Cette reconstruction, formellement prédite par les mystiques judaïsants des premiers siècles, était devenue le rêve secret des patriarches d'Orient. Le temple de Salomon rebâti et consacré au culte catholique devenait, en effet, la métropole de l'univers. L'Orient l'emportait sur l'Occident, et les patriarches de Constantinople s'emparaient de la papauté.

Les historiens, pour expliquer le nom de templiers donné à cet ordre militaire, prétendent que Baudoin II, roi de Jérusalem, leur avait donné une maison située près du temple de Salomon. Mais ils commettent là un énorme anachronisme, puisqu'à cette époque non-seulement le temple de Salomon n'existait plus, mais il ne restait pas pierre sur pierre du second temple bâti par Zorobabel sur les ruines du premier, et il eût été difficile d'en indiquer précisément la place.

Il faut en conclure que la maison donnée aux templiers par Baudoin était située non près du temple de Salomon, mais près du terrain sur lequel ces missionnaires secrets et armés du patriarche d'Orient avaient intention de le rebâtir.

Les templiers avaient pris pour leurs modèles, dans la Bible, les maçons guerriers de Zorobabel, qui travaillaient en tenant l'épée d'une main et la truelle de l'autre. C'est pour cela que l'épée et la truelle furent les insignes des templiers, qui plus tard, comme on le verra, se cachèrent sous le nom de frères maçons. La truelle des templiers est quadruple et les lames triangulaires en sont disposées en forme de croix, ce qui compose un pantacle kabbalistique connu sous le nom de croix d'Orient.

La pensée secrète d'Hugues de Payens, en fondant son ordre, n'avait pas été précisément de servir l'ambition des patriarches de Constantinople. Il existait à cette époque en Orient une secte de chrétiens johannites, qui se prétendaient seuls initiés aux vrais mystères de la religion du Sauveur. Ils prétendaient connaître l'histoire réelle de Jésus-Christ, et, adoptant en partie les traditions juives et les récits du Talmud, ils prétendaient que les faits racontés dans les Évangiles ne sont que des allégories dont saint Jean donne la clef en disant, «qu'on pourrait remplir le monde des livres qu'on écrirait sur les paroles et les actes de Jésus-Christ;» paroles qui, suivant eux, ne seraient qu'une ridicule exagération, s'il ne s'agissait, en effet, d'une allégorie et d'une légende qu'on peut varier et prolonger à l'infini.

Pour ce qui est des faits historiques et réels, voici ce que les johannites racontaient:

Une jeune fille de Nazareth, nommée Mirjam, fiancée à un jeune homme de sa tribu, nommé Jochanan, fut surprise par un certain Pandira, ou Panther, qui abusa d'elle par la force après s'être introduit dans sa chambre sous les habits et sous le nom de son fiancé.
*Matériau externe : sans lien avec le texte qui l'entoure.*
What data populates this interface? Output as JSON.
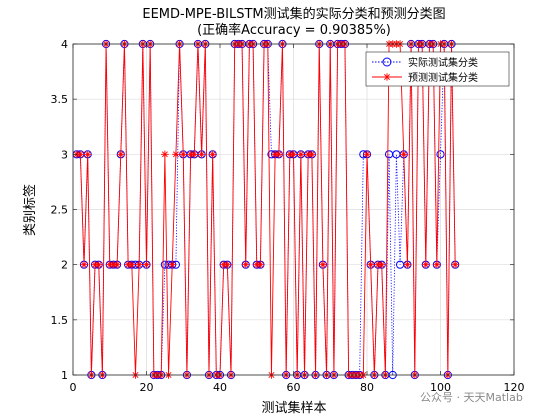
{
  "figure": {
    "watermark": "公众号 · 天天Matlab"
  },
  "chart_data": {
    "type": "line",
    "title": "EEMD-MPE-BILSTM测试集的实际分类和预测分类图",
    "subtitle": "(正确率Accuracy = 0.90385%)",
    "xlabel": "测试集样本",
    "ylabel": "类别标签",
    "xlim": [
      0,
      120
    ],
    "ylim": [
      1,
      4
    ],
    "xticks": [
      0,
      20,
      40,
      60,
      80,
      100,
      120
    ],
    "yticks": [
      1,
      1.5,
      2,
      2.5,
      3,
      3.5,
      4
    ],
    "xtick_labels": [
      "0",
      "20",
      "40",
      "60",
      "80",
      "100",
      "120"
    ],
    "ytick_labels": [
      "1",
      "1.5",
      "2",
      "2.5",
      "3",
      "3.5",
      "4"
    ],
    "grid": true,
    "legend_position": "top-right",
    "colors": {
      "actual": "#0000ff",
      "predicted": "#ff0000"
    },
    "series": [
      {
        "name": "实际测试集分类",
        "style": "dotted line, circle markers",
        "x": [
          1,
          2,
          3,
          4,
          5,
          6,
          7,
          8,
          9,
          10,
          11,
          12,
          13,
          14,
          15,
          16,
          17,
          18,
          19,
          20,
          21,
          22,
          23,
          24,
          25,
          26,
          27,
          28,
          29,
          30,
          31,
          32,
          33,
          34,
          35,
          36,
          37,
          38,
          39,
          40,
          41,
          42,
          43,
          44,
          45,
          46,
          47,
          48,
          49,
          50,
          51,
          52,
          53,
          54,
          55,
          56,
          57,
          58,
          59,
          60,
          61,
          62,
          63,
          64,
          65,
          66,
          67,
          68,
          69,
          70,
          71,
          72,
          73,
          74,
          75,
          76,
          77,
          78,
          79,
          80,
          81,
          82,
          83,
          84,
          85,
          86,
          87,
          88,
          89,
          90,
          91,
          92,
          93,
          94,
          95,
          96,
          97,
          98,
          99,
          100,
          101,
          102,
          103,
          104
        ],
        "values": [
          3,
          3,
          2,
          3,
          1,
          2,
          2,
          1,
          4,
          2,
          2,
          2,
          3,
          4,
          2,
          2,
          2,
          2,
          4,
          2,
          4,
          1,
          1,
          1,
          2,
          2,
          2,
          2,
          4,
          3,
          1,
          3,
          3,
          4,
          3,
          4,
          1,
          3,
          1,
          1,
          2,
          2,
          1,
          4,
          4,
          4,
          2,
          4,
          4,
          2,
          2,
          4,
          4,
          3,
          3,
          3,
          4,
          1,
          3,
          3,
          1,
          3,
          1,
          3,
          3,
          1,
          4,
          2,
          1,
          4,
          1,
          4,
          4,
          4,
          1,
          1,
          1,
          1,
          3,
          3,
          2,
          1,
          2,
          2,
          1,
          3,
          1,
          3,
          2,
          3,
          2,
          4,
          1,
          4,
          4,
          2,
          4,
          4,
          2,
          3,
          4,
          1,
          4,
          2
        ]
      },
      {
        "name": "预测测试集分类",
        "style": "solid line, asterisk markers",
        "x": [
          1,
          2,
          3,
          4,
          5,
          6,
          7,
          8,
          9,
          10,
          11,
          12,
          13,
          14,
          15,
          16,
          17,
          18,
          19,
          20,
          21,
          22,
          23,
          24,
          25,
          26,
          27,
          28,
          29,
          30,
          31,
          32,
          33,
          34,
          35,
          36,
          37,
          38,
          39,
          40,
          41,
          42,
          43,
          44,
          45,
          46,
          47,
          48,
          49,
          50,
          51,
          52,
          53,
          54,
          55,
          56,
          57,
          58,
          59,
          60,
          61,
          62,
          63,
          64,
          65,
          66,
          67,
          68,
          69,
          70,
          71,
          72,
          73,
          74,
          75,
          76,
          77,
          78,
          79,
          80,
          81,
          82,
          83,
          84,
          85,
          86,
          87,
          88,
          89,
          90,
          91,
          92,
          93,
          94,
          95,
          96,
          97,
          98,
          99,
          100,
          101,
          102,
          103,
          104
        ],
        "values": [
          3,
          3,
          2,
          3,
          1,
          2,
          2,
          1,
          4,
          2,
          2,
          2,
          3,
          4,
          2,
          2,
          1,
          2,
          4,
          2,
          4,
          1,
          1,
          1,
          3,
          1,
          2,
          3,
          4,
          3,
          1,
          3,
          3,
          4,
          3,
          4,
          1,
          3,
          1,
          1,
          2,
          2,
          1,
          4,
          4,
          4,
          2,
          4,
          4,
          2,
          2,
          4,
          4,
          1,
          3,
          3,
          4,
          1,
          3,
          3,
          1,
          3,
          1,
          3,
          3,
          1,
          4,
          2,
          1,
          4,
          1,
          4,
          4,
          4,
          1,
          1,
          1,
          1,
          1,
          3,
          2,
          1,
          2,
          2,
          1,
          4,
          4,
          4,
          4,
          3,
          2,
          4,
          1,
          4,
          4,
          2,
          4,
          4,
          2,
          4,
          4,
          1,
          4,
          2
        ]
      }
    ]
  }
}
Jochanan, connaissant son malheur, la quitta sans la compromettre, puisqu'en effet, elle était innocente, et la jeune fille accoucha d'un fils qui fut nommé Josuah ou Jésus.

Cet enfant fut adopté par un rabbin du nom de Joseph qui l'emmena avec lui en Égypte; là, il fut initié aux sciences secrètes, et les prêtres d'Osiris, reconnaissant en lui la véritable incarnation d'Horus promise depuis longtemps aux adeptes, le consacrèrent souverain pontife de la religion universelle.
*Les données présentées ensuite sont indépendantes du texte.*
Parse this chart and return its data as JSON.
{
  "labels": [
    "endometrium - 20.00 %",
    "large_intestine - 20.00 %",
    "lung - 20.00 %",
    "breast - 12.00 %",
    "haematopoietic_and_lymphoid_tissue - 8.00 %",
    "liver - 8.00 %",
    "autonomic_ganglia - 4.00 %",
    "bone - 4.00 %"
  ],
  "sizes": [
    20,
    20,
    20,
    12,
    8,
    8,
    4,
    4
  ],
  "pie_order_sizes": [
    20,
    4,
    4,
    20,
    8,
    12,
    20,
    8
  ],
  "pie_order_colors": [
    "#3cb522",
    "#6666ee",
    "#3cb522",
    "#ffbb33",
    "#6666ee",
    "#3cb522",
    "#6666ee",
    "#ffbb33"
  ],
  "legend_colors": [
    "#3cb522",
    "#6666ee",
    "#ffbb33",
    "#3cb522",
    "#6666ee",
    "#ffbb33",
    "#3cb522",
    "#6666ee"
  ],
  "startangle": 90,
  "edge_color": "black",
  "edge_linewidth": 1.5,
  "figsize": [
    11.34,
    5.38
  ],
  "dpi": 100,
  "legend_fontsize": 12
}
Josuah et Joseph revinrent en Judée où la science et la vertu du jeune homme ne tardèrent pas à exciter l'envie et la haine des prêtres; qui lui reprochèrent un jour publiquement l'illégitimité de sa naissance. Josuah, qui aimait et vénérait sa mère, interrogea son maître et apprit toute l'histoire du crime de Pandira et des malheurs de Mirjam. Son premier mouvement fut de la renier publiquement en lui disant au milieu d'un festin de noces: «Femme qu'y a-t-il de commun entre vous et moi?» Mais ensuite pensant qu'une pauvre femme ne doit pas être punie d'avoir souffert ce qu'elle ne pouvait empêcher, il s'écria: «Ma mère n'a point péché, elle n'a point perdu son innocence; elle est vierge, et cependant elle est mère; qu'un double honneur lui soit rendu! Quant à moi, je n'ai point de père sur la terre. Je suis le fils de Dieu et de l'humanité!»

Nous ne pousserons pas plus loin cette fiction affligeante pour des coeurs chrétiens; qu'il nous suffise de dire que les johannites allaient jusqu'à faire saint Jean l'Évangéliste responsable de cette prétendue tradition, et qu'ils attribuaient à cet apôtre la fondation de leur Église secrète.